James Morrow "Das Gottesmahl"
Die Hardliner und langjährigen SF-Fans unter euch kennen das Buch sicher.
Für mich bedeutet das Buch: Endlich mal wieder ein Roman, der mich von der ersten Zeile an fesselt, mit stimmigen Personenbeschreibungen, einer stimmigen, dichten Atmosphäre und und und... Der Autor ist herrlich sarkastisch!
Zur Story: Der Roman ist am Ende des 20 Jh. angesiedelt. Einem abgehalfterten Öltanker-Kapitän erscheint zu seinem 50. Geburtstag Erzengel Raphael und verkündet ihm, dass die Himmlischen Heerscharen wie die Fliegen wegsterben, weil Gott tot ist. Soweit sogut - oder schlecht. Ganz wie man es sehen mag. Doch das Problem"chen" ist größer, als angenommen. Sehr viel größer - denn die Leiche des lieben Herrgotts mißt über zwei Meilen und ist in den Ozean gestürzt. Langsam aber sicher wird Gottes Leib von diversen Meeresbewohnern verspeist. Bevor Raphael stirbt, fordert er in Zusammenarbeit mit dem Vatikan den Tankerkapitän auf, Gottes Korpus zu bergen und ins Nördliche Eismeer zu schleppen, damit er dort tiefgefrostet nicht mehr der Verwesung / Verspeisung preisgegeben wird. Was nun folgt, kann sich jeder ausmalen. Dem Vatikan wird die Lebensgrundlage entzogen - er versucht mit aller Macht Gottes Tod zu vertuschen. Dennoch sickert einiges durch: Dverse Reliquienjäger wollen sich nun eine Scheibe (im wahrsten Sinne des Wortes) abschneiden.
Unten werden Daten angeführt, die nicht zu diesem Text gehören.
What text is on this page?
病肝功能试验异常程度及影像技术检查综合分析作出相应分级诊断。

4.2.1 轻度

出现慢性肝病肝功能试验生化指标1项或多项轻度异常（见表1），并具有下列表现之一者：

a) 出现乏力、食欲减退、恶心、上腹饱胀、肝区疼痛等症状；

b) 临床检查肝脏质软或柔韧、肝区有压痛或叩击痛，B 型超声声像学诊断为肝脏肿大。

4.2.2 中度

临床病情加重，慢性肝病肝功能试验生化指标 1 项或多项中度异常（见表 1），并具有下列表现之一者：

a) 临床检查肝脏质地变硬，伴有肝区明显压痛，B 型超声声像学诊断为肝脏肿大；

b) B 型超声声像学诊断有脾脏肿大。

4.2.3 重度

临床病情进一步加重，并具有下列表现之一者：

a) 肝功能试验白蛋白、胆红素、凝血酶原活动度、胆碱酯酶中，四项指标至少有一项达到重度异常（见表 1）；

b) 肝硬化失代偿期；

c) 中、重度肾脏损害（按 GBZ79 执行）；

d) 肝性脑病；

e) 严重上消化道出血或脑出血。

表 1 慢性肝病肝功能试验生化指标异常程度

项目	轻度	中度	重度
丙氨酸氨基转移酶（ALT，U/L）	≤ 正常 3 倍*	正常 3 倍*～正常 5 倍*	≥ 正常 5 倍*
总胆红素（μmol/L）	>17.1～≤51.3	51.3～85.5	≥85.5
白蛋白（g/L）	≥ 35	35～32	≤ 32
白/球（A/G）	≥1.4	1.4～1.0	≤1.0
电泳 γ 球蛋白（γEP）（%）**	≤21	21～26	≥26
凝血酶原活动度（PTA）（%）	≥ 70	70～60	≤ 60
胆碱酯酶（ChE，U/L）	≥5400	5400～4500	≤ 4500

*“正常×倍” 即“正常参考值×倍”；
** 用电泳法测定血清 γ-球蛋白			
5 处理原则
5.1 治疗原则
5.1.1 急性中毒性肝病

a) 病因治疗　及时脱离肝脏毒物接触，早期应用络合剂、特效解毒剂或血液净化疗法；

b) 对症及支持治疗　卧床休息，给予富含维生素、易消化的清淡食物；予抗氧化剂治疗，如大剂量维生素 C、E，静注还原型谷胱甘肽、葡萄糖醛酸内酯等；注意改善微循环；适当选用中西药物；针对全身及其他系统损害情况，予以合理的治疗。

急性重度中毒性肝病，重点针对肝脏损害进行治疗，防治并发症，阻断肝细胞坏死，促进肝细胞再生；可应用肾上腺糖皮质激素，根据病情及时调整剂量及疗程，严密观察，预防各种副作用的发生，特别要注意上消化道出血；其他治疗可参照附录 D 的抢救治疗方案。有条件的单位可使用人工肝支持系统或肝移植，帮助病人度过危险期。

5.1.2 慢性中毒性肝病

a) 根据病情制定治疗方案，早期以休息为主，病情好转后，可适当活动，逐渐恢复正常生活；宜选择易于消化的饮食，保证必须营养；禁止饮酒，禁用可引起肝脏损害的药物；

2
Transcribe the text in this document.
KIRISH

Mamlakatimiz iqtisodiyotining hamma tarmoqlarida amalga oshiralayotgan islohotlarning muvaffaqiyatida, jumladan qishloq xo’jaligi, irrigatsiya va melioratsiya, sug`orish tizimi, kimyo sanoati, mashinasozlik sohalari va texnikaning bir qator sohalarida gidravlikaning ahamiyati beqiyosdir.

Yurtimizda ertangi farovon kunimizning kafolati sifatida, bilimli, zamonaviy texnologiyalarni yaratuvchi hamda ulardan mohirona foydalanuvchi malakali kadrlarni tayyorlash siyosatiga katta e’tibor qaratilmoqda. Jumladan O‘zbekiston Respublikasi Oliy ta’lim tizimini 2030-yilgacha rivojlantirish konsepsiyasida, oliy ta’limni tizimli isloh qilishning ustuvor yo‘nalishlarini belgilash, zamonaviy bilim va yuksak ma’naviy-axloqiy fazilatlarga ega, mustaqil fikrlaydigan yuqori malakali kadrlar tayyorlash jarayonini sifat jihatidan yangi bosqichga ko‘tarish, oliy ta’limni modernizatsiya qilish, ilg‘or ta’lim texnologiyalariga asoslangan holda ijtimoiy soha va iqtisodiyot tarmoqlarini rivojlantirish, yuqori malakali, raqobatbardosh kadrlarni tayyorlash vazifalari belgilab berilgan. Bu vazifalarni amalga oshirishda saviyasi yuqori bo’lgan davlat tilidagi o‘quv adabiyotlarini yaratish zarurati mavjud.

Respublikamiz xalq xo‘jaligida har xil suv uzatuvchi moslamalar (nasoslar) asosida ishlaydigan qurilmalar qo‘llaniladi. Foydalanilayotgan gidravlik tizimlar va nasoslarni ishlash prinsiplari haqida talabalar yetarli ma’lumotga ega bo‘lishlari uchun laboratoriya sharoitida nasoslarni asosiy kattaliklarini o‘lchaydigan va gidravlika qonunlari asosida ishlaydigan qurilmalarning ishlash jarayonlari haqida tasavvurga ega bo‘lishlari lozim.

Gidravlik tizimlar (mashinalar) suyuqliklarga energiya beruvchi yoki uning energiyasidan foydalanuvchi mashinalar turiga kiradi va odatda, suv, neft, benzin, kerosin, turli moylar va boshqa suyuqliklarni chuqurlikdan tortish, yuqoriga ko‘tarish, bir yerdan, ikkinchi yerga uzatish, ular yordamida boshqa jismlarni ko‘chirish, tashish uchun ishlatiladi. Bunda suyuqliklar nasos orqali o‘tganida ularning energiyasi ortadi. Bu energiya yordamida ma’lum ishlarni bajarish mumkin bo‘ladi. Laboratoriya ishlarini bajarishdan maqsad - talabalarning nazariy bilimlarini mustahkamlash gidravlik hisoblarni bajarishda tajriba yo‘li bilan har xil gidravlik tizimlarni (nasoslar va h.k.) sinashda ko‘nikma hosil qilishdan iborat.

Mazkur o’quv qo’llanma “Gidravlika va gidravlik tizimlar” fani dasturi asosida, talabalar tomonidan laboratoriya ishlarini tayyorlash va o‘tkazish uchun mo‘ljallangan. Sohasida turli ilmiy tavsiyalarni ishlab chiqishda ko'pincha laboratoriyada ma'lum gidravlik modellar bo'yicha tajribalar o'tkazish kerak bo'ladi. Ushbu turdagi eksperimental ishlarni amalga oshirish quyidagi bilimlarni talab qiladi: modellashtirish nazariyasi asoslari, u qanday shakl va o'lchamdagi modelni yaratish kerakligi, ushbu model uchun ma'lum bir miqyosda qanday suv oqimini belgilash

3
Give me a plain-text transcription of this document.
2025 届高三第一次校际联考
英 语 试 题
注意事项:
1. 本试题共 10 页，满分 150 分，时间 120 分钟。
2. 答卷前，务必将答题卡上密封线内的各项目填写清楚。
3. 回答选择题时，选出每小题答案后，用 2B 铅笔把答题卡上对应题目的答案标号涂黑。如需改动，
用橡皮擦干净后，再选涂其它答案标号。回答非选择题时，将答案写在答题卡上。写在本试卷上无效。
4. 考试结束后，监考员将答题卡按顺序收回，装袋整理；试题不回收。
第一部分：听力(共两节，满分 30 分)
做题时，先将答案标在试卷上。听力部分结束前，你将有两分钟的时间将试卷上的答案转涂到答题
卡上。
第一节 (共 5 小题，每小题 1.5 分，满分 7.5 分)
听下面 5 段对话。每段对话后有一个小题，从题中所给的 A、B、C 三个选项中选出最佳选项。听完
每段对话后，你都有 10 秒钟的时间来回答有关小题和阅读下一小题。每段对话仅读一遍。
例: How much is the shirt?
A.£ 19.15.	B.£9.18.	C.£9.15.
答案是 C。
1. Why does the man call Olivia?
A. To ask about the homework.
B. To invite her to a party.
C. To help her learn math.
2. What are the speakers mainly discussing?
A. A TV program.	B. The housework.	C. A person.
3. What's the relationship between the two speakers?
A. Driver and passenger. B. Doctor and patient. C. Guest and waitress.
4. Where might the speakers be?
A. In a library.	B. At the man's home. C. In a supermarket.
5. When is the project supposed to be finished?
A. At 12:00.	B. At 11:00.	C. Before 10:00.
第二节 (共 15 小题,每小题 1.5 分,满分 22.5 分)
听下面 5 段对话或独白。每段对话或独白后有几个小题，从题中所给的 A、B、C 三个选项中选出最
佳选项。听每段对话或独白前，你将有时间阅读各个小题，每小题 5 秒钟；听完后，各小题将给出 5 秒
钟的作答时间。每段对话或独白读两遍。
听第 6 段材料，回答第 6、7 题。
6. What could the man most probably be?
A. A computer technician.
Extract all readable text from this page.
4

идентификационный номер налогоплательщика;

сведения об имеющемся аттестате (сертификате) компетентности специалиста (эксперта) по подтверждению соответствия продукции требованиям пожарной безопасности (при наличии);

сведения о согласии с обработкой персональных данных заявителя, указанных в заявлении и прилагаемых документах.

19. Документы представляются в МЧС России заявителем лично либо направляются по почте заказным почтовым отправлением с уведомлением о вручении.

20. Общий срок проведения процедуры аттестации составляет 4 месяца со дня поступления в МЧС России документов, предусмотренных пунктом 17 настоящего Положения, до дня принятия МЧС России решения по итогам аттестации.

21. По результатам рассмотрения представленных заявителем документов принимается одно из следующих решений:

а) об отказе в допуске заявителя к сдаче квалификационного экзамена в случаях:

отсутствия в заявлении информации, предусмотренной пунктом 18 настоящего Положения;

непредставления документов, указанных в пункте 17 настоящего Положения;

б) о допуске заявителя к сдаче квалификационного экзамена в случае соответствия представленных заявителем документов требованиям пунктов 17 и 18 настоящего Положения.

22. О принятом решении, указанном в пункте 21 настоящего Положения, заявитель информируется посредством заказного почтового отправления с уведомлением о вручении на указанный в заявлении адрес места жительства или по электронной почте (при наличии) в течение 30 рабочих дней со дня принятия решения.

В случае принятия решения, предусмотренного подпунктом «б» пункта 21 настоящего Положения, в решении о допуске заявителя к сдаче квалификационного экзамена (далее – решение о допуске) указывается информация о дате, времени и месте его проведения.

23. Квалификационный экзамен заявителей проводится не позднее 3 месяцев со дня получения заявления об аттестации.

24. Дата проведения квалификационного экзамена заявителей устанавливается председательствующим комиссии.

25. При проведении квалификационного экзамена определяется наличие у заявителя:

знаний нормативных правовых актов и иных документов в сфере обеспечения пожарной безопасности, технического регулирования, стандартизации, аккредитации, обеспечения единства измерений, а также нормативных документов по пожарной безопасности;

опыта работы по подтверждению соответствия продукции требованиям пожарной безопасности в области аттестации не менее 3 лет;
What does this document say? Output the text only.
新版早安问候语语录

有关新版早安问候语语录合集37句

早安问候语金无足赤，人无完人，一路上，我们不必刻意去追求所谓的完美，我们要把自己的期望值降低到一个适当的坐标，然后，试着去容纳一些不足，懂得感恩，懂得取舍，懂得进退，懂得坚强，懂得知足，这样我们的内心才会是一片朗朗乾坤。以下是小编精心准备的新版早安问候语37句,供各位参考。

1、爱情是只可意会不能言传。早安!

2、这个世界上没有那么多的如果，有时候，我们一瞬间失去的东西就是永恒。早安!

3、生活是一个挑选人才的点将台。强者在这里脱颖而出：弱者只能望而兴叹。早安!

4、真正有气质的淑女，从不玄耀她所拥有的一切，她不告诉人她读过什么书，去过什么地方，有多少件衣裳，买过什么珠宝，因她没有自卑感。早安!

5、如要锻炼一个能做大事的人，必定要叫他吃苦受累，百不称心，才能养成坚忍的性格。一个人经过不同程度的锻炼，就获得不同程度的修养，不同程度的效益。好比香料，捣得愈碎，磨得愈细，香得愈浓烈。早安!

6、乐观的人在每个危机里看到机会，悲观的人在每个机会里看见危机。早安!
Die Atheisten wollen nun beweisen, dass es Gott gegeben hat und nun aber tot ist. Ein absurdes Szenario tut sich dem Leser auf. James Morrow gelingt es meiner Meinung nach, mit Witz, Sarkasmus und einer schonungslosen Abrechnung mit den ganzen Idioten, die so durch die Welt tapern, ein Bild der heutigen Gesellschaft zu zeichnen und schlägt in alle Richtungen um sich. Ziemlich jeder bekommt hier sein Fett weg, angefangen bei fanatischen Gläubigen und neureichen Wohlstandssöhnchen, die sich als Revoluzzer ausprobieren, bis hin zu Feministinnen, die gegen das Patriarchat aufbegehren, denn Gott - (der, männlich) ist in ihren Augen der oberste Phallukrat und gehört auf den Meeresboden versenkt.
(Das Buch hat schon um die 15 Jahre auf dem Buckel, daher lassen mich einige Dinge *Laserdiscs / *noch kein Internet/Emails in einigen Szenen auf dem Tanker schmunzeln )
Was wäre wenn - es Gott gäbe / es ihn nicht gäbe / es ihn gegeben hätte / oder doch nicht....
So - ich muss jetzt weiterlesen! Bin hellauf begeistert. Leider scheint das Buch nur noch bei Online-Märkten erhältlich zu sein.
Wer das Buch noch nicht kennt ---> Mein absoluter Lesetipp.